The “athleisure” megatrend of comfortable fashion sportswear has become a cross-sphere statement and one of the fastest-growing segments in the lifestyle and clothing industry. While total retail sales stagnated in America, sportswear sales increased 24% in 2018. According to NPD Group, the US market research firm, this segment has continued to grow in 2019. In 2017, Adidas recorded sales of EUR 3.8 billion in North America, the strongest sporting goods market, 35 percent up on the previous year. Last year, the pioneer of this trend, the Canadian yoga brand Lululemon, achieved record sales, and in the second quarter of this year it was able to almost double its profit, to EUR 623 million. The athleisure wave is unbroken and is continuing to anchor itself. According to Forbes, the US business magazine, the market for athleisure could reach 232 billion dollars globally by 2024. Further growth is emerging in Asia, where this trend is just starting. Given these figures, it may lead you to think that people are becoming sportier, but this is far from true. The NPD Group discovered that nearly half of sportswear purchased was worn as everyday wear for leisure time, at work or at school.

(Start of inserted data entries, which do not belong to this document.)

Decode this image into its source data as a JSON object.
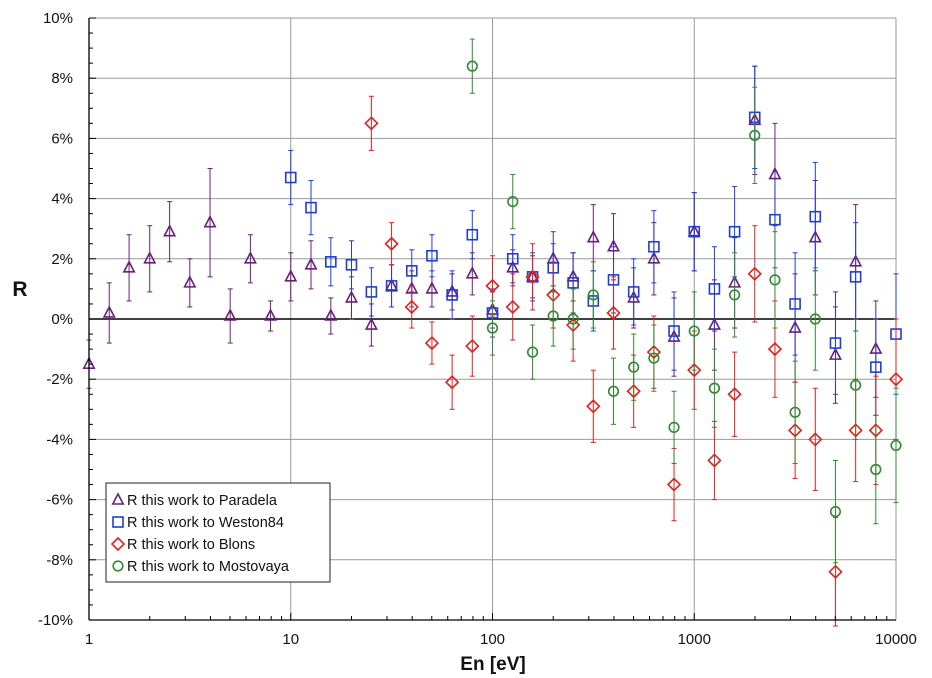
{
  "chart_data": {
    "type": "scatter",
    "xlabel": "En [eV]",
    "ylabel": "R",
    "x_scale": "log",
    "xlim": [
      1,
      10000
    ],
    "ylim": [
      -0.1,
      0.1
    ],
    "x_ticks": [
      1,
      10,
      100,
      1000,
      10000
    ],
    "x_tick_labels": [
      "1",
      "10",
      "100",
      "1000",
      "10000"
    ],
    "y_ticks": [
      -0.1,
      -0.08,
      -0.06,
      -0.04,
      -0.02,
      0,
      0.02,
      0.04,
      0.06,
      0.08,
      0.1
    ],
    "y_tick_labels": [
      "-10%",
      "-8%",
      "-6%",
      "-4%",
      "-2%",
      "0%",
      "2%",
      "4%",
      "6%",
      "8%",
      "10%"
    ],
    "grid": true,
    "legend_position": "bottom-left",
    "series": [
      {
        "name": "R this work to Paradela",
        "color": "#6a1f7a",
        "marker": "triangle",
        "points": [
          [
            1,
            -0.015,
            0.008
          ],
          [
            1.26,
            0.002,
            0.01
          ],
          [
            1.58,
            0.017,
            0.011
          ],
          [
            2,
            0.02,
            0.011
          ],
          [
            2.51,
            0.029,
            0.01
          ],
          [
            3.16,
            0.012,
            0.008
          ],
          [
            3.98,
            0.032,
            0.018
          ],
          [
            5.01,
            0.001,
            0.009
          ],
          [
            6.31,
            0.02,
            0.008
          ],
          [
            7.94,
            0.001,
            0.005
          ],
          [
            10,
            0.014,
            0.008
          ],
          [
            12.6,
            0.018,
            0.008
          ],
          [
            15.8,
            0.001,
            0.006
          ],
          [
            20,
            0.007,
            0.007
          ],
          [
            25.1,
            -0.002,
            0.007
          ],
          [
            31.6,
            0.011,
            0.007
          ],
          [
            39.8,
            0.01,
            0.006
          ],
          [
            50.1,
            0.01,
            0.006
          ],
          [
            63.1,
            0.009,
            0.006
          ],
          [
            79.4,
            0.015,
            0.007
          ],
          [
            100,
            0.003,
            0.006
          ],
          [
            126,
            0.017,
            0.006
          ],
          [
            158,
            0.014,
            0.007
          ],
          [
            200,
            0.02,
            0.009
          ],
          [
            251,
            0.014,
            0.008
          ],
          [
            316,
            0.027,
            0.011
          ],
          [
            398,
            0.024,
            0.011
          ],
          [
            501,
            0.007,
            0.01
          ],
          [
            631,
            0.02,
            0.012
          ],
          [
            794,
            -0.006,
            0.013
          ],
          [
            1000,
            0.029,
            0.013
          ],
          [
            1259,
            -0.002,
            0.015
          ],
          [
            1585,
            0.012,
            0.015
          ],
          [
            1995,
            0.066,
            0.018
          ],
          [
            2512,
            0.048,
            0.017
          ],
          [
            3162,
            -0.003,
            0.018
          ],
          [
            3981,
            0.027,
            0.019
          ],
          [
            5012,
            -0.012,
            0.016
          ],
          [
            6310,
            0.019,
            0.019
          ],
          [
            7943,
            -0.01,
            0.016
          ]
        ]
      },
      {
        "name": "R this work to Weston84",
        "color": "#1f3ed6",
        "marker": "square",
        "points": [
          [
            10,
            0.047,
            0.009
          ],
          [
            12.6,
            0.037,
            0.009
          ],
          [
            15.8,
            0.019,
            0.008
          ],
          [
            20,
            0.018,
            0.008
          ],
          [
            25.1,
            0.009,
            0.008
          ],
          [
            31.6,
            0.011,
            0.007
          ],
          [
            39.8,
            0.016,
            0.007
          ],
          [
            50.1,
            0.021,
            0.007
          ],
          [
            63.1,
            0.008,
            0.008
          ],
          [
            79.4,
            0.028,
            0.008
          ],
          [
            100,
            0.002,
            0.008
          ],
          [
            126,
            0.02,
            0.008
          ],
          [
            158,
            0.014,
            0.008
          ],
          [
            200,
            0.017,
            0.008
          ],
          [
            251,
            0.012,
            0.01
          ],
          [
            316,
            0.006,
            0.01
          ],
          [
            398,
            0.013,
            0.011
          ],
          [
            501,
            0.009,
            0.011
          ],
          [
            631,
            0.024,
            0.012
          ],
          [
            794,
            -0.004,
            0.013
          ],
          [
            1000,
            0.029,
            0.013
          ],
          [
            1259,
            0.01,
            0.014
          ],
          [
            1585,
            0.029,
            0.015
          ],
          [
            1995,
            0.067,
            0.017
          ],
          [
            2512,
            0.033,
            0.016
          ],
          [
            3162,
            0.005,
            0.017
          ],
          [
            3981,
            0.034,
            0.018
          ],
          [
            5012,
            -0.008,
            0.017
          ],
          [
            6310,
            0.014,
            0.018
          ],
          [
            7943,
            -0.016,
            0.016
          ],
          [
            10000,
            -0.005,
            0.02
          ]
        ]
      },
      {
        "name": "R this work to Blons",
        "color": "#e3201b",
        "marker": "diamond",
        "points": [
          [
            25.1,
            0.065,
            0.009
          ],
          [
            31.6,
            0.025,
            0.007
          ],
          [
            39.8,
            0.004,
            0.007
          ],
          [
            50.1,
            -0.008,
            0.007
          ],
          [
            63.1,
            -0.021,
            0.009
          ],
          [
            79.4,
            -0.009,
            0.01
          ],
          [
            100,
            0.011,
            0.01
          ],
          [
            126,
            0.004,
            0.011
          ],
          [
            158,
            0.014,
            0.011
          ],
          [
            200,
            0.008,
            0.011
          ],
          [
            251,
            -0.002,
            0.012
          ],
          [
            316,
            -0.029,
            0.012
          ],
          [
            398,
            0.002,
            0.012
          ],
          [
            501,
            -0.024,
            0.012
          ],
          [
            631,
            -0.011,
            0.012
          ],
          [
            794,
            -0.055,
            0.012
          ],
          [
            1000,
            -0.017,
            0.013
          ],
          [
            1259,
            -0.047,
            0.013
          ],
          [
            1585,
            -0.025,
            0.014
          ],
          [
            1995,
            0.015,
            0.016
          ],
          [
            2512,
            -0.01,
            0.016
          ],
          [
            3162,
            -0.037,
            0.016
          ],
          [
            3981,
            -0.04,
            0.017
          ],
          [
            5012,
            -0.084,
            0.018
          ],
          [
            6310,
            -0.037,
            0.017
          ],
          [
            7943,
            -0.037,
            0.018
          ],
          [
            10000,
            -0.02,
            0.02
          ]
        ]
      },
      {
        "name": "R this work to Mostovaya",
        "color": "#2e8b2e",
        "marker": "circle",
        "points": [
          [
            79.4,
            0.084,
            0.009
          ],
          [
            100,
            -0.003,
            0.009
          ],
          [
            126,
            0.039,
            0.009
          ],
          [
            158,
            -0.011,
            0.009
          ],
          [
            200,
            0.001,
            0.01
          ],
          [
            251,
            0.0,
            0.01
          ],
          [
            316,
            0.008,
            0.011
          ],
          [
            398,
            -0.024,
            0.011
          ],
          [
            501,
            -0.016,
            0.011
          ],
          [
            631,
            -0.013,
            0.011
          ],
          [
            794,
            -0.036,
            0.012
          ],
          [
            1000,
            -0.004,
            0.013
          ],
          [
            1259,
            -0.023,
            0.013
          ],
          [
            1585,
            0.008,
            0.014
          ],
          [
            1995,
            0.061,
            0.016
          ],
          [
            2512,
            0.013,
            0.016
          ],
          [
            3162,
            -0.031,
            0.017
          ],
          [
            3981,
            0.0,
            0.017
          ],
          [
            5012,
            -0.064,
            0.017
          ],
          [
            6310,
            -0.022,
            0.018
          ],
          [
            7943,
            -0.05,
            0.018
          ],
          [
            10000,
            -0.042,
            0.019
          ]
        ]
      }
    ],
    "legend": [
      {
        "symbol": "△",
        "label": "R this work to Paradela"
      },
      {
        "symbol": "□",
        "label": "R this work to Weston84"
      },
      {
        "symbol": "◇",
        "label": "R this work to Blons"
      },
      {
        "symbol": "○",
        "label": "R this work to Mostovaya"
      }
    ]
  }
}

LEFT & RIGHT: A reptile look is ideal for reflective areas on the breathable fabric. Plasticity is created by the pattern and the wearer is more visible. MIDDLE: The Lululemon brand has a functional range with breathable and moisture-wicking fabric. ©Lululemon.


Megatrends “New Work” and “Health”

An additional factor in the unstoppable success of the athleisure lifestyle is globalisation and digital transformation. This requires more mobility and individualisation and has subsequently triggered structural change in our society. One indication of this is the increasing blurring of the boundaries between work and private life, which in turn has changed our way of living, working and dressing. Our time is also in short supply, resulting in the boundaries disappearing. More and more people today are carrying out their work sitting or at a computer and therefore as a whole do not move enough. Maybe this is why the new Y and Z Generation Sport and Health has become a focus of interest. The athleisure trend is closely linked to the two megatrends “new work” and “health”. In the future, functionality and convenience will be a central theme for all areas of our life. Therefore, outfits need to be straightforward, flexible and appropriate for different functions, in order to be able to wear the look in the office, outside, at an exhibition or restaurant or at university. Sneakers have now become an indispensable part of our everyday life. Even just wearing sportswear sometimes gives us the feel of being healthier and fitter.

Only as far back as seven years ago, the fashion and sportswear divisions were separate. Whilst fashion designers have always been inspired by sportswear detail and material, it did not occur to anyone to actually wear these outfits for sport. Until then, the style transfer was one-sided, from sportswear to fashion. But now anything seems possible. Wherever you look, you can see waterproof zips, drawstring, skin-tight mesh tops, sweatbands, all types of rucksacks with dangling water bottles. Sneakers now look like neoprene socks and can be found not only in the gym, but also in luxury boutiques. It is now normal to combine cashmere sweatpants with high heels or wear fine wool bomber jackets. Anyone wearing sweatpants represents the new status symbol of fitness, discipline and a healthy lifestyle. Thanks to athleisure, there is only a fine line between the fitness look and cool fashion outfits.

The Lululemon collection has a reflective range with 360° reflectivity, which makes the wearer more visible. ©Lululemon.